Avocados!  These are tricky little fruits, but oh so tasty!  I usually buy the bag of 5 or 6 of them, and when I get home I put the darkest one on the counter for eating within the next day or 2, and put the rest in the fruit crisper.  I take out one as I am about to eat the one that's on the counter.  Keeping it in the fridge will slow down the ripening process, putting it on the counter with other fruit will speed it up.

Things that don't need to be refrigerated!  Potatoes, whether white or sweet, do not need to be in the fridge, and keeping them there can actually affect the taste.  Keep them in a cool dry place.  If you have a root cellar, it's called that for a reason ;)  Use it!  Carrots, beets, turnips, parsnips etc can all be kept in the root cellar, or a cool humid place.  They're ok in the crisper, but if you have a place under that stairs, or in the basement, they're good there too.  Just don't forget about them.  This blog here has a lot of tips for storing root vegetables.  As does Mother Earth News.

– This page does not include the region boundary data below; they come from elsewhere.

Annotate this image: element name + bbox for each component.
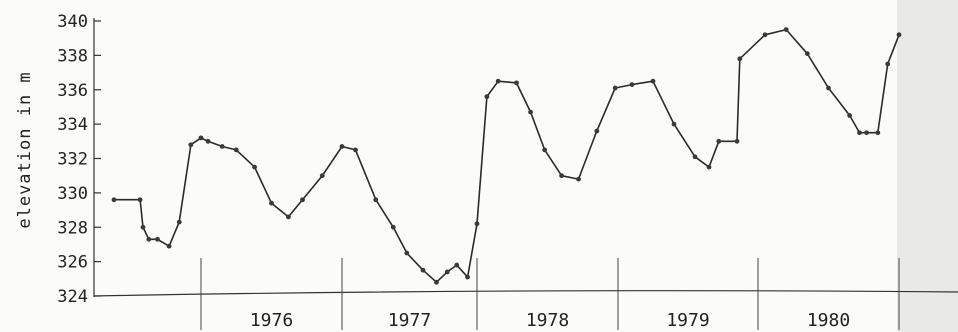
elevation-data-point [434,279,439,285]
y-tick-label: 326 [57,253,88,273]
series-group [111,27,902,285]
elevation-data-point [166,243,172,249]
elevation-data-point [896,32,902,38]
elevation-data-point [219,144,225,149]
elevation-data-point [176,219,182,225]
year-label: 1976 [250,310,293,331]
elevation-data-point [734,138,740,144]
elevation-data-point [474,221,480,227]
elevation-data-point [454,262,460,268]
elevation-data-point [559,173,564,179]
elevation-data-point [612,85,618,91]
elevation-data-point [286,214,291,220]
year-label: 1979 [666,310,709,331]
elevation-data-point [252,164,257,170]
y-tick-label: 324 [57,287,88,307]
elevation-data-point [205,138,211,144]
elevation-data-point [594,128,600,134]
y-tick-label: 340 [57,12,88,32]
elevation-data-point [339,144,345,149]
elevation-series-line [114,28,900,284]
elevation-data-point [495,78,501,84]
elevation-data-point [420,267,426,273]
elevation-data-point [146,236,152,242]
elevation-data-point [826,85,831,91]
elevation-data-point [528,109,533,115]
elevation-data-point [137,197,143,203]
elevation-data-point [650,78,656,84]
elevation-data-point [188,142,194,148]
elevation-data-point [671,121,677,127]
elevation-data-point [111,197,117,203]
elevation-data-point [319,173,325,179]
y-axis-ticks: 340 338 336 334 332 330 328 326 324 [57,12,101,307]
y-tick-label: 336 [57,81,88,101]
y-tick-label: 334 [57,115,88,135]
elevation-data-point [300,197,305,203]
y-tick-label: 338 [57,46,88,66]
year-labels: 1976 1977 1978 1979 1980 [250,310,850,331]
elevation-data-point [233,147,239,153]
elevation-data-point [269,200,274,206]
elevation-data-point [737,56,743,62]
y-axis-title: elevation in m [15,71,35,228]
elevation-data-point [875,130,881,136]
elevation-data-point [444,269,450,275]
y-tick-label: 328 [57,218,88,238]
baseline-curve [93,290,958,297]
elevation-data-point [629,82,635,87]
y-tick-label: 330 [57,184,88,204]
elevation-data-point [373,197,379,203]
year-dividers [200,258,900,330]
elevation-data-point [155,236,160,242]
elevation-data-point [716,138,722,144]
elevation-data-point [198,135,204,141]
elevation-data-point [692,154,698,160]
elevation-data-point [140,224,146,230]
year-label: 1980 [807,310,850,331]
scan-edge-strip [897,0,958,332]
elevation-data-point [353,147,358,153]
elevation-data-point [465,274,470,280]
elevation-data-point [885,61,891,67]
year-label: 1978 [526,310,569,331]
year-label: 1977 [388,310,431,331]
elevation-data-point [514,80,519,86]
elevation-data-point [857,130,862,136]
elevation-data-point [706,164,712,170]
elevation-data-point [864,130,869,136]
elevation-data-point [762,32,768,38]
elevation-data-point [484,94,490,100]
elevation-data-point [783,27,789,32]
elevation-data-point [576,176,581,182]
elevation-data-point [390,224,396,230]
elevation-data-point [542,147,548,153]
y-tick-label: 332 [57,150,88,170]
elevation-data-point [847,113,853,118]
elevation-data-point [404,250,410,256]
elevation-data-point [804,51,810,57]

Tomatoes also do not need to be kept in the fridge, and will taste better if they're not.  Keep them on the counter, and only buy as many as you're going to use before they go bad.  Citrus fruits, apples, pears, etc also do not need to be in the fridge, but will be ok in the crisper.  Again, don't buy more than you're going to use.  Bananas can be frozen.  I peel them first, and put them in a freezer bag.  They're good for smoothies or ice cream, but not much good in lunches ;)  They do turn a bit brown after a while, but that's ok.